Order, order: One of the pillars of editing anything is the act of being deliberately obtuse. This might sound like a terrible idea, at least in terms of getting on with one’s colleagues, but it is not done to annoy, and it is largely a private process that takes place within the peculiar brain of an editor. It just happens that, for the purpose of ensuring absolute clarity, it can be extremely useful to read a piece of writing with a mind so open that things might, on occasion, fall out.*
“Joe Biden has insisted Russian president Vladimir Putin ‘will not break our resolve’ as he vowed America would show ‘unwavering’ commitment to Ukraine in a speech at the G7 summit,” we wrote in a report of events in Hiroshima last week. The way we arranged the information made it look as though the US president had only promised to sound like a steadfast ally for the duration of his speech, which was clearly not the case, given his approval the previous day of the provision of fighter planes to Kyiv.
We should have written: “... as he vowed in a speech at the G7 summit that America would show ‘unwavering’ commitment to Ukraine.”
Seeing double: In another report from the summit, at which the British press seemed more interested in the speeding-ticket shenanigans back home than the important issues at hand, we wrote: “The PM appeared visibly frustrated at repeated questioning by journalists on the issue, asking reporters: ‘Did you have any questions about the summit?’”.
At a glance, there’s nothing amiss in that sentence, but thinking about it I realised that we had tautologised. (Before anyone writes in about that, yes it is a verb, and I don’t want to hear any counterarguments against it.) We could reasonably have said that the prime minister was visibly frustrated, or that he appeared to be frustrated, but to use both seems overcautious, as though we are unwilling to presume his state of mind – which is sometimes a prudent position to take, but in that case we would be better not to mention it at all. Anyway, we took out the “visibly”, and all became clear.

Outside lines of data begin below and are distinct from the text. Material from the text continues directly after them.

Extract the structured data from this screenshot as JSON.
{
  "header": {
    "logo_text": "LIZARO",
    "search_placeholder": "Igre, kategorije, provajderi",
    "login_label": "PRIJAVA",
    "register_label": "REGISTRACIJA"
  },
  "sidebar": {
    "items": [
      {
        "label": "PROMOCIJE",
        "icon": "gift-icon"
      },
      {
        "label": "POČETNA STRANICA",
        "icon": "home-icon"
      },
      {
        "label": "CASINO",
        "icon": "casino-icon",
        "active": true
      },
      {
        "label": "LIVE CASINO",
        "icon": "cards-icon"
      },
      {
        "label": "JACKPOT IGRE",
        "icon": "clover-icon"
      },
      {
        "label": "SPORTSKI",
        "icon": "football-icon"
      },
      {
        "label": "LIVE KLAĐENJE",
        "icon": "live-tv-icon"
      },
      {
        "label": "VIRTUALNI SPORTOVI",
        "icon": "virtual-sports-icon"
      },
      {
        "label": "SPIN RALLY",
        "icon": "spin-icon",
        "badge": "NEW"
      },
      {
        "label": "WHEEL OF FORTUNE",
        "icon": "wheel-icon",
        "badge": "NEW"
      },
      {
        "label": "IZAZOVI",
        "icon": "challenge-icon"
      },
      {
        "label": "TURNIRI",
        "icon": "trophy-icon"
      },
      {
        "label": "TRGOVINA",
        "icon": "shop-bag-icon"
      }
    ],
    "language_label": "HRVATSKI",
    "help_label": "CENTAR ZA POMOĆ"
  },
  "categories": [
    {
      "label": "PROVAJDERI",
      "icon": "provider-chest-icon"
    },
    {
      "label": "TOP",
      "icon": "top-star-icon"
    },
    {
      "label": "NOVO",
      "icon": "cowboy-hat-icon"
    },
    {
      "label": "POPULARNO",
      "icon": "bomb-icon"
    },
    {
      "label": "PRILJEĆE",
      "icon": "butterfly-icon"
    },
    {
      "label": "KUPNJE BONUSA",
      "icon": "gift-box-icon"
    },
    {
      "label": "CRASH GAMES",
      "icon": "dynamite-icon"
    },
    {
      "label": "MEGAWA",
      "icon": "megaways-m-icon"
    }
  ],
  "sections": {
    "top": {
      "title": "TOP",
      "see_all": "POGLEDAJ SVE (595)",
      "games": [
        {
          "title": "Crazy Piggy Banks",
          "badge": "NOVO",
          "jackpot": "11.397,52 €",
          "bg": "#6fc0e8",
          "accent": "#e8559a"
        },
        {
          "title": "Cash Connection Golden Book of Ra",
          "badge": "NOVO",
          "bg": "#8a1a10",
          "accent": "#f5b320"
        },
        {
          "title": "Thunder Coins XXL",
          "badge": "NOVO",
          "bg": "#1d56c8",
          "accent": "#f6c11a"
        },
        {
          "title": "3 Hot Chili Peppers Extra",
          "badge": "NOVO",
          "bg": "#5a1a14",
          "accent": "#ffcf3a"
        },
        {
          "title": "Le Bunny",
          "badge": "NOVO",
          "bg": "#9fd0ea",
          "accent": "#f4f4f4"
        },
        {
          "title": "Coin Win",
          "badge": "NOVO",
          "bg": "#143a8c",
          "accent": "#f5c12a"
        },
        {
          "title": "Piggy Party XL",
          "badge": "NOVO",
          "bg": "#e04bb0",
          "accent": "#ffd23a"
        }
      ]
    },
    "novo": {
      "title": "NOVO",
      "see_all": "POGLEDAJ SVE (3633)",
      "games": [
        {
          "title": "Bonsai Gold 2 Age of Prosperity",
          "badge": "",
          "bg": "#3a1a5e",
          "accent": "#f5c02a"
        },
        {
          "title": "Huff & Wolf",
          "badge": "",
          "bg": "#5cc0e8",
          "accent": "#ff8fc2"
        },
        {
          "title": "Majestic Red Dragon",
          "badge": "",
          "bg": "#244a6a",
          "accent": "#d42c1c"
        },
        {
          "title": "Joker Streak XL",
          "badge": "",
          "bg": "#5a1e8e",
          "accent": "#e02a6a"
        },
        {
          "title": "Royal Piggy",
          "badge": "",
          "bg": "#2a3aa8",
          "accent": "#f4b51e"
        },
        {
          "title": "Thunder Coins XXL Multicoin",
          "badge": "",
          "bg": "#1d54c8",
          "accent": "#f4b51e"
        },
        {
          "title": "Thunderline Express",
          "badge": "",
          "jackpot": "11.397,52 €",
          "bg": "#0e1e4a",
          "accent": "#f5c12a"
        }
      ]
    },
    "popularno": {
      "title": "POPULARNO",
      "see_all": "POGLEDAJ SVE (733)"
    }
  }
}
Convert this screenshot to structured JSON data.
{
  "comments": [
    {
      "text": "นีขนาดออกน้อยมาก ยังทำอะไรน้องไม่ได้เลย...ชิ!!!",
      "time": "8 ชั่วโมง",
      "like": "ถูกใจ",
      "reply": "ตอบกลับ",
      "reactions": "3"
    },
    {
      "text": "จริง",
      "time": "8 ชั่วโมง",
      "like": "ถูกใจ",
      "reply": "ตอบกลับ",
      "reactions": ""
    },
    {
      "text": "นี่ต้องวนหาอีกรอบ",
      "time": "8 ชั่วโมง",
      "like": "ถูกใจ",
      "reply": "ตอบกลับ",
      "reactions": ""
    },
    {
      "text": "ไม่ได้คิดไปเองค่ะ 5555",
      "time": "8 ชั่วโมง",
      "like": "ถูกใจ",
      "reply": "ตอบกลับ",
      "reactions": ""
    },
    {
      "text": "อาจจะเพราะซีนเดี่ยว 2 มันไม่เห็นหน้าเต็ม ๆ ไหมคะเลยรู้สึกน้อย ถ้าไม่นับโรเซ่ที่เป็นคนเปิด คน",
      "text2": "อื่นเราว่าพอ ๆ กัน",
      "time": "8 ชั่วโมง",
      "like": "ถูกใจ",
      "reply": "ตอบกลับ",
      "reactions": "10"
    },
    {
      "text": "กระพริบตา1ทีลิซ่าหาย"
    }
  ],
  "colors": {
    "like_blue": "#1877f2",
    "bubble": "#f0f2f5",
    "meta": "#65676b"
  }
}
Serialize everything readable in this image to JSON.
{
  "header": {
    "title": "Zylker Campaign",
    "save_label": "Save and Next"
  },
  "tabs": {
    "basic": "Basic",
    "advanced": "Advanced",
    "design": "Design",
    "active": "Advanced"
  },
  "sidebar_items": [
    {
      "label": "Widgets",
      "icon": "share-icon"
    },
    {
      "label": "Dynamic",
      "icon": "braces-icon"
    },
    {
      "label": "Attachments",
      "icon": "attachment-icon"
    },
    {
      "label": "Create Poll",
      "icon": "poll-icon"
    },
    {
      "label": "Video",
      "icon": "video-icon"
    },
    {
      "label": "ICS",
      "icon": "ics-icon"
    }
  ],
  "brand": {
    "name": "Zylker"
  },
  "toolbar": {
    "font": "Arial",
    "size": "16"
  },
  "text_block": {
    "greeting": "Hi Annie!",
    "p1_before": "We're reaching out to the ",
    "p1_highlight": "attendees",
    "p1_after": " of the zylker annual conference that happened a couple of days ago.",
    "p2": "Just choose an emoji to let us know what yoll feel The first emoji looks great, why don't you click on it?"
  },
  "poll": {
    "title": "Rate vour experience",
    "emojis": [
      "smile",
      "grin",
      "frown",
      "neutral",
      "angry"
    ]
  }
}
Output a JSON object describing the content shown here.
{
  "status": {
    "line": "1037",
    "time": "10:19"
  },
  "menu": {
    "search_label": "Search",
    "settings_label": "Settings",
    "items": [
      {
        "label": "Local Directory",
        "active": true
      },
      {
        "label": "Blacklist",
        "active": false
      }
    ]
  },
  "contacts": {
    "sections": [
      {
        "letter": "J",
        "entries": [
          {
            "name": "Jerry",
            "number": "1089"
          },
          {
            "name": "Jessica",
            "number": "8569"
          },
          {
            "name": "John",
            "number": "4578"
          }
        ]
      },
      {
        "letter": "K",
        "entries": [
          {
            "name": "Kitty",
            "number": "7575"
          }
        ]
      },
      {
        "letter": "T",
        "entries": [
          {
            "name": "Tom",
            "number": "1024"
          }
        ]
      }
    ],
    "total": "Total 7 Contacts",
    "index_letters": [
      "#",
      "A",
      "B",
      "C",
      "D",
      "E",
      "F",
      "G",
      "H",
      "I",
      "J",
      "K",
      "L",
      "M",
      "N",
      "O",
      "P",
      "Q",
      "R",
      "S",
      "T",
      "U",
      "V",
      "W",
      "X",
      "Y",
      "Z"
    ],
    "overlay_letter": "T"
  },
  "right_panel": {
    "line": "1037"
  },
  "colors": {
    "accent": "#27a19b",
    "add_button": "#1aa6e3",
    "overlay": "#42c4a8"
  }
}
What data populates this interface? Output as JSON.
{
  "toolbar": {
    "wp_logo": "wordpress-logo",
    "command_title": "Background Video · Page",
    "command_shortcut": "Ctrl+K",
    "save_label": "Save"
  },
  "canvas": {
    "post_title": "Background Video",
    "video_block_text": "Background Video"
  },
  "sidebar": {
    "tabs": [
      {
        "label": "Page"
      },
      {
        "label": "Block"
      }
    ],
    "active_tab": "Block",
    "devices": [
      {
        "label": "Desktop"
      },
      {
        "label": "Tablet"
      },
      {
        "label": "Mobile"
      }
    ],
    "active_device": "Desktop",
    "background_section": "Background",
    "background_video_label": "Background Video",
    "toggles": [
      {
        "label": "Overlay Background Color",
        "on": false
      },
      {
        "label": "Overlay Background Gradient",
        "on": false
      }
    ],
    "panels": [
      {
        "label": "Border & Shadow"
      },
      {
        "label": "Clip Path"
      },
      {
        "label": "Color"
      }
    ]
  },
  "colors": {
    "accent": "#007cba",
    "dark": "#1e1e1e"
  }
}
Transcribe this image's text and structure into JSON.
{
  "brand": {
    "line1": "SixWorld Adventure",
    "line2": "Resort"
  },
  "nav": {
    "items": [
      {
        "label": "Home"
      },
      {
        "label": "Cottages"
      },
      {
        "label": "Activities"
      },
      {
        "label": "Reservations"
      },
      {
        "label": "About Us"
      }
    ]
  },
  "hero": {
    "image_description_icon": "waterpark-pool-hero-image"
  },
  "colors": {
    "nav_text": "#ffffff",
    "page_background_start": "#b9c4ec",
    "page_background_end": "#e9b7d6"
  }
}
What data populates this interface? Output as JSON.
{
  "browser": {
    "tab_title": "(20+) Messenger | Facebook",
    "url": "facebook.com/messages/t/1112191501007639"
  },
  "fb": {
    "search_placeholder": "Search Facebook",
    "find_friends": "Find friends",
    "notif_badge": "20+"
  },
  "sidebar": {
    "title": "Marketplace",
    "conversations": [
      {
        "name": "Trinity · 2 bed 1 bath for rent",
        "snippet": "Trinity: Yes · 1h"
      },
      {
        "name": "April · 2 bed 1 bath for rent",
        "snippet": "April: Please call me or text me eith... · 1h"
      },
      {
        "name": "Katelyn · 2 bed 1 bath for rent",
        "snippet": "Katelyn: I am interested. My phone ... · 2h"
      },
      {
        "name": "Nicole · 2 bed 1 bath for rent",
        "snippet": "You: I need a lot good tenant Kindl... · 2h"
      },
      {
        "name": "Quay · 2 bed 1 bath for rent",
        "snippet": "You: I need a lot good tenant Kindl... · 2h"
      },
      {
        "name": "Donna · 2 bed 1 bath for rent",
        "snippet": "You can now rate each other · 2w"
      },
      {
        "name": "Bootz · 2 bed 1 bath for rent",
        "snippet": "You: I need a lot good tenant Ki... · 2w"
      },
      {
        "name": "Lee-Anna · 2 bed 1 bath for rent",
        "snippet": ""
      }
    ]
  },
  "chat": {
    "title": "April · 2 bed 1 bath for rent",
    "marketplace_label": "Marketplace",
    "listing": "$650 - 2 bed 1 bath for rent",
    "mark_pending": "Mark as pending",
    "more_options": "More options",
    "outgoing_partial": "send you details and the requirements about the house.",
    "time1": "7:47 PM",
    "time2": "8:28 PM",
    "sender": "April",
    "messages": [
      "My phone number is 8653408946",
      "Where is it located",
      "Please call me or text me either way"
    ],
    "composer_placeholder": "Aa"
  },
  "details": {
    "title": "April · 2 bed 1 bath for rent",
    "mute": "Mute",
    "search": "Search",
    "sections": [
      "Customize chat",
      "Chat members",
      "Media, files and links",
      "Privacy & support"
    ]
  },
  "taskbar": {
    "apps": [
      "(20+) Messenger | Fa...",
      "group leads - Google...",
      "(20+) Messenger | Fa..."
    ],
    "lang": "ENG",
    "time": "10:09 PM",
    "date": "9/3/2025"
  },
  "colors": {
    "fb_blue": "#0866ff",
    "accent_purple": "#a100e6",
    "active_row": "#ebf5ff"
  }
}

Mother country: “Quite apart from the possible danger to life and limb, the loss of precious artworks, heritage, architecture, original vellum acts of parliament and plenty of history, the sight of the ‘mother of parliaments’ reduced to a smouldering ruin would be a sorry symbol of the low ebb to which Britain has sunk,” we wrote in our Politics Explained column last week. I was surprised to see this misuse of a phrase that was coined by renowned orator John Bright, in 1865, when he said that England (rather than parliament itself) is the mother of parliaments.
I thought we had made another mistake in the same article, when we said: “Furthermore, they baulk at having to tell their constituents that it might cost them £14bn to sort the structure out.” I’ve previously been of the view that the verb should be spelt “balk”, and the other spelling reserved for discussion of billiards (in which it is a section of the table). In fact, it turns out that baulk and balk have exactly the same origin, relating to the ridges of earth in or between ploughed fields.
What’s more, the version with the “u”, as well as being prettier, is more common in British English. So I think that’s perfectly fine. Anyway, nobody writes articles about billiards.
*(Don’t worry: we pick them up, dust them, and put them back in again. Can’t you tell?)